Matrix product

Given a row_vector of size M and a matrix of size MxN, I’m doing matrix product by row_vector * matrix.

I’m thinking if it’ll be faster or slower if we define a MATRIX of size NxM and a vector of size M, and then do matrix product by MATRIX * vector.

In my problem, M is small (e.g., = 10) but N may be large (e.g., = 10000). Very much appreciate if you could advise which way of matrix product will be faster.

This is far from my expertise, but since there are no replies so far I’ll give it a try; if I get it wrong enough maybe I’ll get yelled at and you’ll get a better answer.

I believe the efficiency of that in Stan will follow that of the libraries it uses in C++: Eigen (and also Boost, maybe). I’m not sure if that implementation of matrices as row- or column-major will make a difference for the speed of this operations in practice (especially since there are usually more costly operations at every iteration).
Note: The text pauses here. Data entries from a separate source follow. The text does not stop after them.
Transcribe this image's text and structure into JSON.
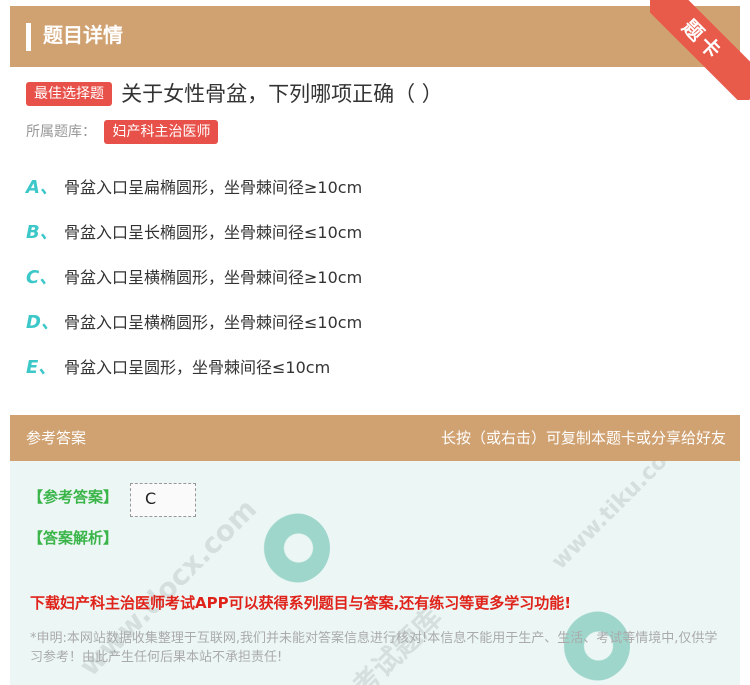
{
  "header": {
    "title": "题目详情",
    "ribbon": "题卡"
  },
  "question": {
    "type_tag": "最佳选择题",
    "text": "关于女性骨盆，下列哪项正确（ ）",
    "bank_label": "所属题库：",
    "bank_tag": "妇产科主治医师"
  },
  "options": [
    {
      "letter": "A、",
      "text": "骨盆入口呈扁椭圆形，坐骨棘间径≥10cm"
    },
    {
      "letter": "B、",
      "text": "骨盆入口呈长椭圆形，坐骨棘间径≤10cm"
    },
    {
      "letter": "C、",
      "text": "骨盆入口呈横椭圆形，坐骨棘间径≥10cm"
    },
    {
      "letter": "D、",
      "text": "骨盆入口呈横椭圆形，坐骨棘间径≤10cm"
    },
    {
      "letter": "E、",
      "text": "骨盆入口呈圆形，坐骨棘间径≤10cm"
    }
  ],
  "answer": {
    "head_left": "参考答案",
    "head_right": "长按（或右击）可复制本题卡或分享给好友",
    "ref_label": "【参考答案】",
    "ref_value": "C",
    "analysis_label": "【答案解析】",
    "download": "下载妇产科主治医师考试APP可以获得系列题目与答案,还有练习等更多学习功能!",
    "disclaimer": "*申明:本网站数据收集整理于互联网,我们并未能对答案信息进行核对!本信息不能用于生产、生活、考试等情境中,仅供学习参考！由此产生任何后果本站不承担责任!"
  },
  "watermarks": [
    "www.docx.com",
    "www.tiku.com",
    "考试题库"
  ],
  "colors": {
    "header_bg": "#d0a171",
    "tag_red": "#e8514a",
    "option_letter": "#3cc8c8",
    "answer_bg": "#ecf7f5",
    "label_green": "#3bb54a",
    "download_red": "#e0231a"
  }
}
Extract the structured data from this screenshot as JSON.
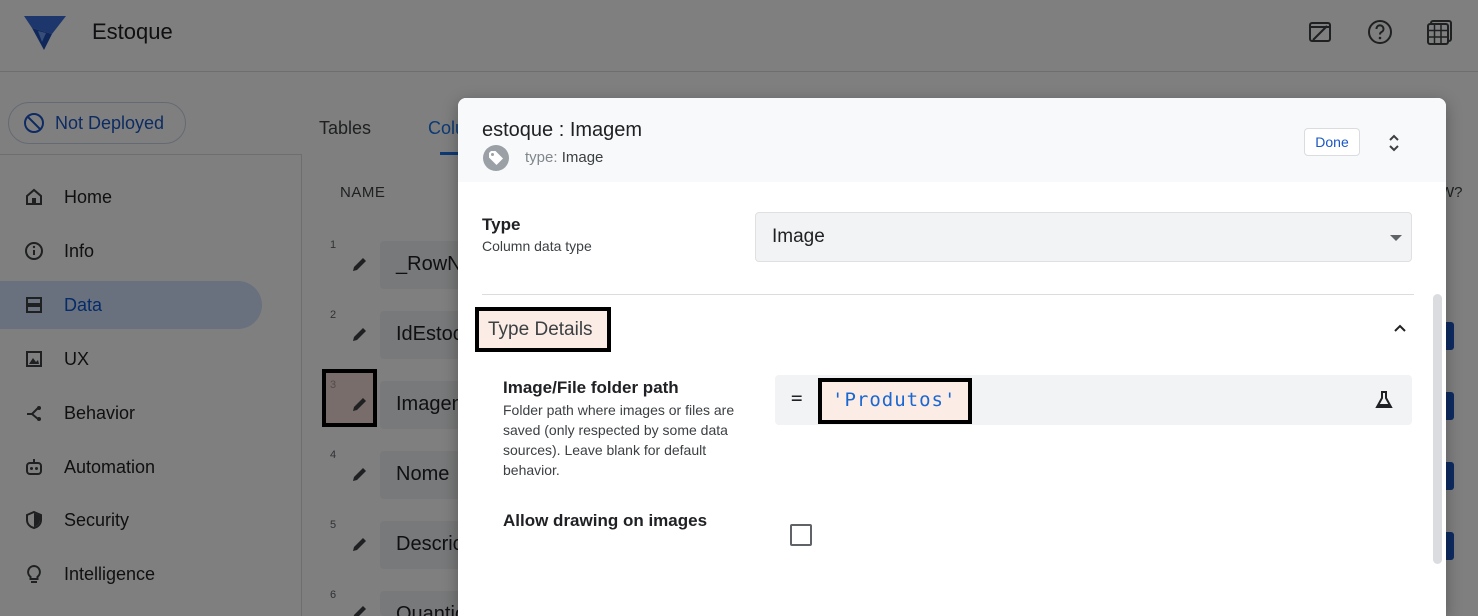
{
  "app": {
    "title": "Estoque"
  },
  "deploy": {
    "label": "Not Deployed"
  },
  "tabs": [
    {
      "label": "Tables"
    },
    {
      "label": "Colu"
    }
  ],
  "sidebar": {
    "items": [
      {
        "label": "Home",
        "icon": "home-icon"
      },
      {
        "label": "Info",
        "icon": "info-icon"
      },
      {
        "label": "Data",
        "icon": "data-icon",
        "active": true
      },
      {
        "label": "UX",
        "icon": "ux-icon"
      },
      {
        "label": "Behavior",
        "icon": "behavior-icon"
      },
      {
        "label": "Automation",
        "icon": "automation-icon"
      },
      {
        "label": "Security",
        "icon": "shield-icon"
      },
      {
        "label": "Intelligence",
        "icon": "lightbulb-icon"
      }
    ]
  },
  "columns": {
    "header": "NAME",
    "right_header": "W?",
    "rows": [
      {
        "num": "1",
        "name": "_RowN"
      },
      {
        "num": "2",
        "name": "IdEstoc"
      },
      {
        "num": "3",
        "name": "Imagen"
      },
      {
        "num": "4",
        "name": "Nome"
      },
      {
        "num": "5",
        "name": "Descric"
      },
      {
        "num": "6",
        "name": "Quantio"
      }
    ]
  },
  "dialog": {
    "title": "estoque : Imagem",
    "type_caption_label": "type:",
    "type_caption_value": "Image",
    "done_label": "Done",
    "type_field": {
      "label": "Type",
      "help": "Column data type",
      "value": "Image"
    },
    "section_title": "Type Details",
    "folder_field": {
      "label": "Image/File folder path",
      "help": "Folder path where images or files are saved (only respected by some data sources). Leave blank for default behavior.",
      "equals": "=",
      "value": "'Produtos'"
    },
    "drawing_field": {
      "label": "Allow drawing on images",
      "checked": false
    }
  }
}
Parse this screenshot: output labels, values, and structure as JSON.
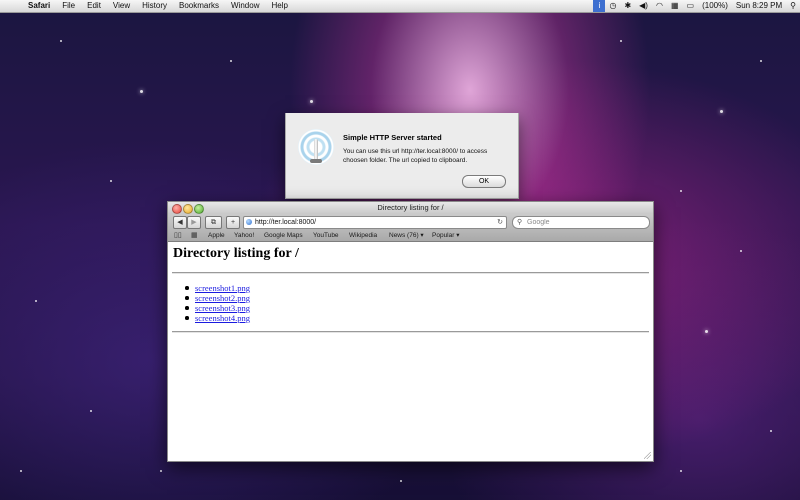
{
  "menubar": {
    "app_name": "Safari",
    "items": [
      "File",
      "Edit",
      "View",
      "History",
      "Bookmarks",
      "Window",
      "Help"
    ],
    "battery": "(100%)",
    "clock": "Sun 8:29 PM"
  },
  "alert": {
    "title": "Simple HTTP Server started",
    "message": "You can use this url http://ter.local:8000/ to access choosen folder. The url copied to clipboard.",
    "ok_label": "OK"
  },
  "browser": {
    "window_title": "Directory listing for /",
    "url": "http://ter.local:8000/",
    "search_placeholder": "Google",
    "bookmarks": [
      "Apple",
      "Yahoo!",
      "Google Maps",
      "YouTube",
      "Wikipedia",
      "News (76) ▾",
      "Popular ▾"
    ],
    "page": {
      "heading": "Directory listing for /",
      "files": [
        "screenshot1.png",
        "screenshot2.png",
        "screenshot3.png",
        "screenshot4.png"
      ]
    }
  },
  "colors": {
    "link": "#1a1ae0",
    "menubar_active": "#3d6fd0"
  }
}
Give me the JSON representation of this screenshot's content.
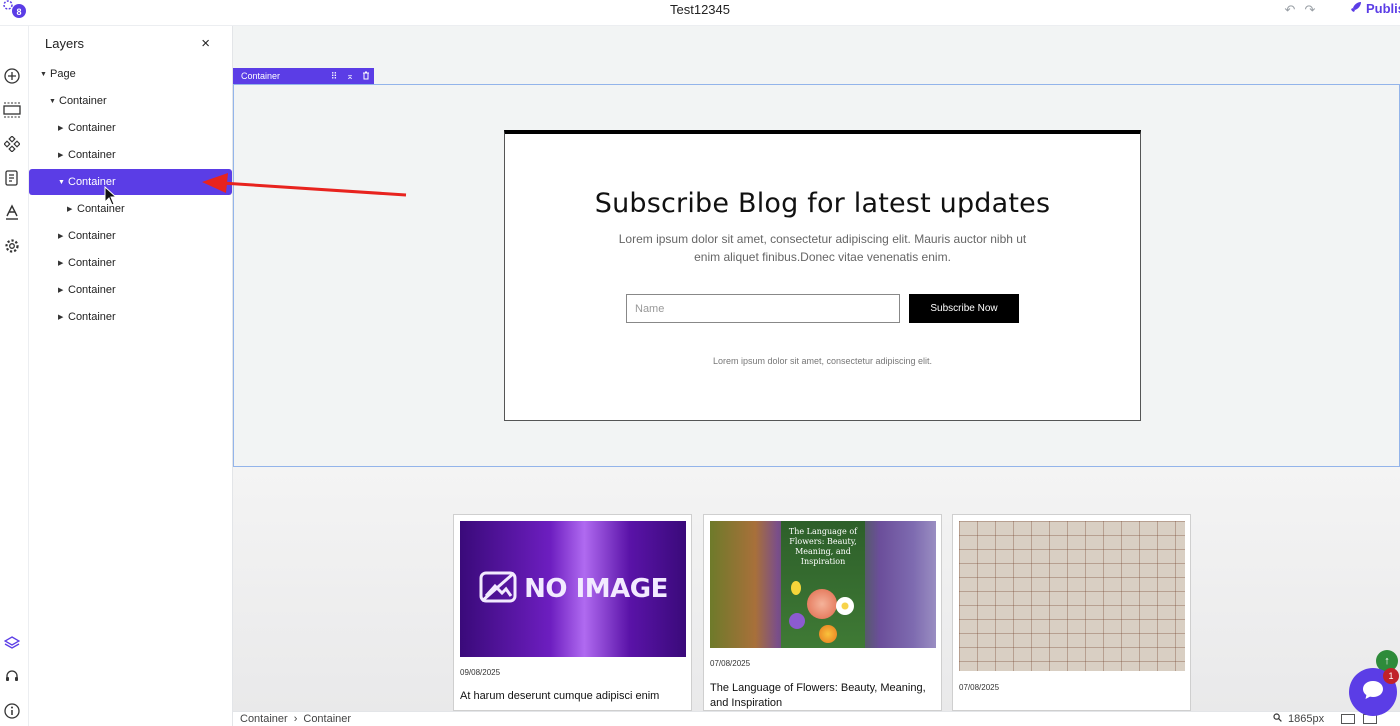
{
  "app": {
    "title": "Test12345",
    "publish_label": "Publis",
    "accent_color": "#5b3de6"
  },
  "rail": {
    "icons": [
      "plus-circle-icon",
      "section-icon",
      "components-icon",
      "pages-icon",
      "text-style-icon",
      "settings-icon",
      "layers-icon",
      "support-icon",
      "info-icon"
    ]
  },
  "layers": {
    "heading": "Layers",
    "close_symbol": "×",
    "items": [
      {
        "label": "Page",
        "depth": 0,
        "expanded": true
      },
      {
        "label": "Container",
        "depth": 1,
        "expanded": true
      },
      {
        "label": "Container",
        "depth": 2,
        "expanded": false
      },
      {
        "label": "Container",
        "depth": 2,
        "expanded": false
      },
      {
        "label": "Container",
        "depth": 2,
        "expanded": true,
        "selected": true
      },
      {
        "label": "Container",
        "depth": 3,
        "expanded": false
      },
      {
        "label": "Container",
        "depth": 2,
        "expanded": false
      },
      {
        "label": "Container",
        "depth": 2,
        "expanded": false
      },
      {
        "label": "Container",
        "depth": 2,
        "expanded": false
      },
      {
        "label": "Container",
        "depth": 2,
        "expanded": false
      }
    ]
  },
  "canvas": {
    "selected_tag": "Container",
    "subscribe": {
      "title": "Subscribe Blog for latest updates",
      "text": "Lorem ipsum dolor sit amet, consectetur adipiscing elit. Mauris auctor nibh ut enim aliquet finibus.Donec vitae venenatis enim.",
      "input_placeholder": "Name",
      "button_label": "Subscribe Now",
      "footnote": "Lorem ipsum dolor sit amet, consectetur adipiscing elit."
    },
    "cards": [
      {
        "image_text": "NO IMAGE",
        "date": "09/08/2025",
        "title": "At harum deserunt cumque adipisci enim"
      },
      {
        "image_text": "The Language of Flowers: Beauty, Meaning, and Inspiration",
        "date": "07/08/2025",
        "title": "The Language of Flowers: Beauty, Meaning, and Inspiration"
      },
      {
        "date": "07/08/2025",
        "title": ""
      }
    ]
  },
  "bottombar": {
    "breadcrumb": [
      "Container",
      "Container"
    ],
    "zoom": "1865px"
  },
  "chat": {
    "badge": "1"
  }
}
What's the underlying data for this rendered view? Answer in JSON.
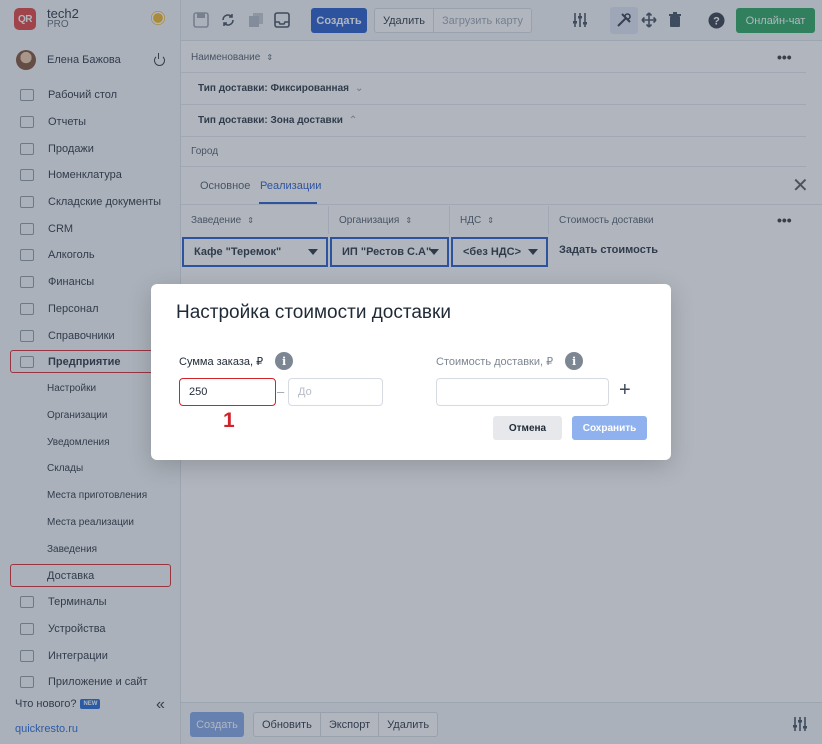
{
  "sidebar": {
    "brand": {
      "logo": "QR",
      "name": "tech2",
      "plan": "PRO"
    },
    "user": {
      "name": "Елена Бажова"
    },
    "items": [
      {
        "label": "Рабочий стол"
      },
      {
        "label": "Отчеты"
      },
      {
        "label": "Продажи"
      },
      {
        "label": "Номенклатура"
      },
      {
        "label": "Складские документы"
      },
      {
        "label": "CRM"
      },
      {
        "label": "Алкоголь"
      },
      {
        "label": "Финансы"
      },
      {
        "label": "Персонал"
      },
      {
        "label": "Справочники"
      },
      {
        "label": "Предприятие"
      }
    ],
    "subitems": [
      {
        "label": "Настройки"
      },
      {
        "label": "Организации"
      },
      {
        "label": "Уведомления"
      },
      {
        "label": "Склады"
      },
      {
        "label": "Места приготовления"
      },
      {
        "label": "Места реализации"
      },
      {
        "label": "Заведения"
      },
      {
        "label": "Доставка"
      }
    ],
    "items_after": [
      {
        "label": "Терминалы"
      },
      {
        "label": "Устройства"
      },
      {
        "label": "Интеграции"
      },
      {
        "label": "Приложение и сайт"
      }
    ],
    "whats_new": "Что нового?",
    "new_badge": "NEW",
    "site_link": "quickresto.ru"
  },
  "toolbar": {
    "create_label": "Создать",
    "delete_label": "Удалить",
    "load_map_label": "Загрузить карту",
    "chat_label": "Онлайн-чат"
  },
  "content": {
    "name_header": "Наименование",
    "group_fixed": "Тип доставки: Фиксированная",
    "group_zone": "Тип доставки: Зона доставки",
    "city": "Город",
    "tabs": [
      {
        "label": "Основное"
      },
      {
        "label": "Реализации"
      }
    ],
    "columns": [
      {
        "label": "Заведение"
      },
      {
        "label": "Организация"
      },
      {
        "label": "НДС"
      },
      {
        "label": "Стоимость доставки"
      }
    ],
    "row": {
      "venue": "Кафе \"Теремок\"",
      "org": "ИП \"Рестов С.А\"",
      "vat": "<без НДС>",
      "cost": "Задать стоимость"
    }
  },
  "bottombar": {
    "save_label": "Создать",
    "refresh_label": "Обновить",
    "export_label": "Экспорт",
    "delete_label": "Удалить"
  },
  "modal": {
    "title": "Настройка стоимости доставки",
    "order_sum_label": "Сумма заказа, ₽",
    "from_value": "250",
    "to_placeholder": "До",
    "delivery_cost_label": "Стоимость доставки, ₽",
    "cancel_label": "Отмена",
    "save_label": "Сохранить",
    "annotation": "1"
  },
  "colors": {
    "accent": "#1e55c8",
    "highlight": "#d2232a",
    "chat": "#22a35a"
  }
}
In practice, instead of wondering, you could just try both options and run some trials runs to see if you notice any difference. I’m guessing it won’t really make that much of a difference.

3 Likes

Eigen Matrices are column major in Stan.

3 Likes

so row_vector * matrix would be faster?

For a row_vector * matrix the row_vector is multplied by each column of the matrix. Since Eigen matrices are column major I’d assume that’s more performant. On the flip side matrix * vector multiplies each row of the matrix by the vector so it’s non-contiguous access. But eigen might have tricks for this so you may not even up with a difference either way. It’s always better just to benchmark these things

2 Likes

The adjoint of c = Ab is \bar{b} = A^T \bar{c}, so the gradient is efficient if you right-multiply. So who even knows

1 Like

Thank you! Do you mean below code with right-multiply will be faster?

data {
  int<lower=1> K;
  int<lower=1> N;
  vector[K] x[N];
  real y[N];
}
parameters {
  vector[K] beta;
}
model {
  for (n in 1:N)
    y[n] ~ normal(dot_product(x[n], beta), 1);
}

or below way?

data {
  matrix[N, K] x;
  vector[N] y;
}
parameters {
  vector[K] beta;
}
model {
  y ~ normal(x * beta, 1);
}

Not sure if right-multiply is good if N >> K. For example, N = 1 million, K = 3.
I’ll test both types of matrix multiplication to see performance.